I am so very, very sore.
I am a kind of sore that I don’t remember ever being before – though it’s likely that I was this kind of sore many times when I rowed on the crew team my freshman year of college. But that was eleven years ago now, and I don’t remember it.
This is the kind of sore that makes me understand what it must be like to be old, with a body that you don’t feel you can trust: I need to lean on something in order to stand up, stairs make me flinch, and I caught myself walking down a hallway with my hand on my hip for support. I feel eighty and then some.
The sad part of all this is how little it took to get me here. I ran just three and a half miles. Slowly. It didn’t even take an hour. Just as a refresher here, a marathon is twenty six point two miles.
My Saturday morning started at seven o’clock. Did you know that it’s still dark at seven o’clock in the morning? It was news to me. Which tells you something about my usual schedule. But on this particular Saturday morning my room filled with the rousing Dutch favorites Acda en de Munnik at seven on the dot. I wasn’t as bleary as expected, because nervousness about the running had kept my sleep light and nervous. I fumbled around my room, edgy and distracted, pulling on those items of my hiking gear that I thought could transition to running: a wicking nylon jersey, clunky trail running shoes, clingily unflattering pants that I would usually never think of wearing all on their own. And I drove to the park.

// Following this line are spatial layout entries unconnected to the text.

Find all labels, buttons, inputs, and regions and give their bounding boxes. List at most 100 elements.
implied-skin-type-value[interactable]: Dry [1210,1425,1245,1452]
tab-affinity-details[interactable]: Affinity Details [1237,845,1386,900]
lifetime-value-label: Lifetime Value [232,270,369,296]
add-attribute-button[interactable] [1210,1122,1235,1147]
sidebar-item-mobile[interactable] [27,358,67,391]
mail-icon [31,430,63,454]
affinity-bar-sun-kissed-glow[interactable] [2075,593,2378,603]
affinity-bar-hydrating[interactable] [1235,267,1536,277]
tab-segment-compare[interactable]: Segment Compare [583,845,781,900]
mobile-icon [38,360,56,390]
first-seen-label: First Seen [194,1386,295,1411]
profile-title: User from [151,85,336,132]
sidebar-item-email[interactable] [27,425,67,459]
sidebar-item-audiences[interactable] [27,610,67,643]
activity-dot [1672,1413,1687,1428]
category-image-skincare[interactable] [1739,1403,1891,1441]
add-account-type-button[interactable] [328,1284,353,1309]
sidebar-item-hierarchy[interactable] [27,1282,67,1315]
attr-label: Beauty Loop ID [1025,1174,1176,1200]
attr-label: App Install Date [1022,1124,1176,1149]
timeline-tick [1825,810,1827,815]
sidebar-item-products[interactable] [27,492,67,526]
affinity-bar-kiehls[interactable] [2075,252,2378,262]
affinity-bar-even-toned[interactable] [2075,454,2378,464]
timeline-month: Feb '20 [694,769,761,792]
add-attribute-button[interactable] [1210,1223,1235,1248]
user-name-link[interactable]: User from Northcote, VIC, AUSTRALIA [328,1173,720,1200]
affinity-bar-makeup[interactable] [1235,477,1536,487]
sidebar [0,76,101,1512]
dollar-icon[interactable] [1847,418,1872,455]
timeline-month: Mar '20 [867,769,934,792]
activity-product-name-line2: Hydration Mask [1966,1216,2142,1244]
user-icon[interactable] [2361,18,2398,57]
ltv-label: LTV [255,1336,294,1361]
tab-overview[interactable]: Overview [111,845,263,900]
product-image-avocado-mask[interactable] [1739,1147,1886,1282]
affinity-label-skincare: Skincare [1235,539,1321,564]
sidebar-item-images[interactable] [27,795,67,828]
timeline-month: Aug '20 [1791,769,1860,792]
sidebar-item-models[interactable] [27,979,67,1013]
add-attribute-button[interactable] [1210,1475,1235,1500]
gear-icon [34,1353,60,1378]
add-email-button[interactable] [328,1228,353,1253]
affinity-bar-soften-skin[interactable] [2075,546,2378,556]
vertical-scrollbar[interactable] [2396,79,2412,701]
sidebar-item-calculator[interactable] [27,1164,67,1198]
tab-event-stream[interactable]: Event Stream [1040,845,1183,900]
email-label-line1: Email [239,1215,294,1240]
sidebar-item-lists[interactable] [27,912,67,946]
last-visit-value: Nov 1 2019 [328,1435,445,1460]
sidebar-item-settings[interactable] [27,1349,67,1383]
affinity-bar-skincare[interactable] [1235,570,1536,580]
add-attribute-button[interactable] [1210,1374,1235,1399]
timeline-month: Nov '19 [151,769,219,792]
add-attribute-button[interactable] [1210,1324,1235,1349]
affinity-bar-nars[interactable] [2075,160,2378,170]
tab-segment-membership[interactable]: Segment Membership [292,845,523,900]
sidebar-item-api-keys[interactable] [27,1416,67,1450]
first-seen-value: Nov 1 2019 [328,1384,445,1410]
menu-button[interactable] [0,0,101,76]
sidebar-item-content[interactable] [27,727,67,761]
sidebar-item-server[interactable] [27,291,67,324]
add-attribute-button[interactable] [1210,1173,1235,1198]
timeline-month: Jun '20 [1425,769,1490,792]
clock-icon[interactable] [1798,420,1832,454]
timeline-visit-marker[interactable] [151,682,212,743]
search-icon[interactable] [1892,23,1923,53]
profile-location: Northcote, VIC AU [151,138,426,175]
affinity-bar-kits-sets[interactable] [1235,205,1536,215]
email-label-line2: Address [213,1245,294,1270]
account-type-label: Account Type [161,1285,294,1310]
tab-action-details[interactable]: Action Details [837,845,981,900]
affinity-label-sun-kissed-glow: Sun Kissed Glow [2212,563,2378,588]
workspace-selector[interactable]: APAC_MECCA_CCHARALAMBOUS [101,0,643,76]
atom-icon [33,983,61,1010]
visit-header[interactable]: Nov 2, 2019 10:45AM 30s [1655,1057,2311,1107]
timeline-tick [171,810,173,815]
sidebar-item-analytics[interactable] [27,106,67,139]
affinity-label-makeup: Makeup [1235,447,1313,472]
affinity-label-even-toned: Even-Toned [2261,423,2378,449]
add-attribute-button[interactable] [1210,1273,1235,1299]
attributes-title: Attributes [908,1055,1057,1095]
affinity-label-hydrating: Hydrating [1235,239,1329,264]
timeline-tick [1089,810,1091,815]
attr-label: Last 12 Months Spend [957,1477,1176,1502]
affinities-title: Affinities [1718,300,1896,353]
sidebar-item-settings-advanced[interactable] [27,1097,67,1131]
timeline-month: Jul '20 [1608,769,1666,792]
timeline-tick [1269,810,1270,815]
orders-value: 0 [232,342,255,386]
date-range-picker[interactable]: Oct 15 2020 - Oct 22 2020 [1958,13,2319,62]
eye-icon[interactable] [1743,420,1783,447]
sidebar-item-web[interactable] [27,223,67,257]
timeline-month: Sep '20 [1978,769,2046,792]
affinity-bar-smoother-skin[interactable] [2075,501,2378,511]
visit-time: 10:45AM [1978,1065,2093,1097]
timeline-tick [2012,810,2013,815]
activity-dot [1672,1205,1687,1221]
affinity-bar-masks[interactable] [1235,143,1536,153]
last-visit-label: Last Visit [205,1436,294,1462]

About twenty people, similarly outfitted, were huddled on the sidewalk, blowing into their hands and making quiet introductions. It was clear from the bright eyes and high ponytails that many of them were intimately familiar with this time of the day, but there was a fair share of stunned and sedate as well.
I assumed that, since so many of us were beginners, our coach Phil would lead some sort of physical and emotional warm-up – stretching, advice, and so on. Instead it was more of, “Well, let’s go!” And off we went. I actually stood there for a moment thinking, so, I just run now? And, since that seemed to be what everyone else was doing, I did.
We ran on a bark trail and on the roadsides, under gray but mercifully dry skies, passing dog walkers and lots of cars. I started out in the front with a regular runner named Tracy who chatted casually to my increasingly brief, breathless responses. Then I fell back a bit and introduced myself to Jenny, a graduate student I had coincidentally met the day before on campus. She, too, seemed to carry a disproportionate role in our conversation, and I started to worry that my teammates will think I am uninteresting instead of just terribly out of shape. When she mentioned finishing up her dissertation, I was able to croak out with my first genuine optimism of the morning, “Really! Tell me all about it!”
For the last half or so I ran on my own, somewhere in the middle of our stretched-out pack, trying not to feel too sick and telling myself that my only goal for the day was to finish the run without stopping to walk. And I did.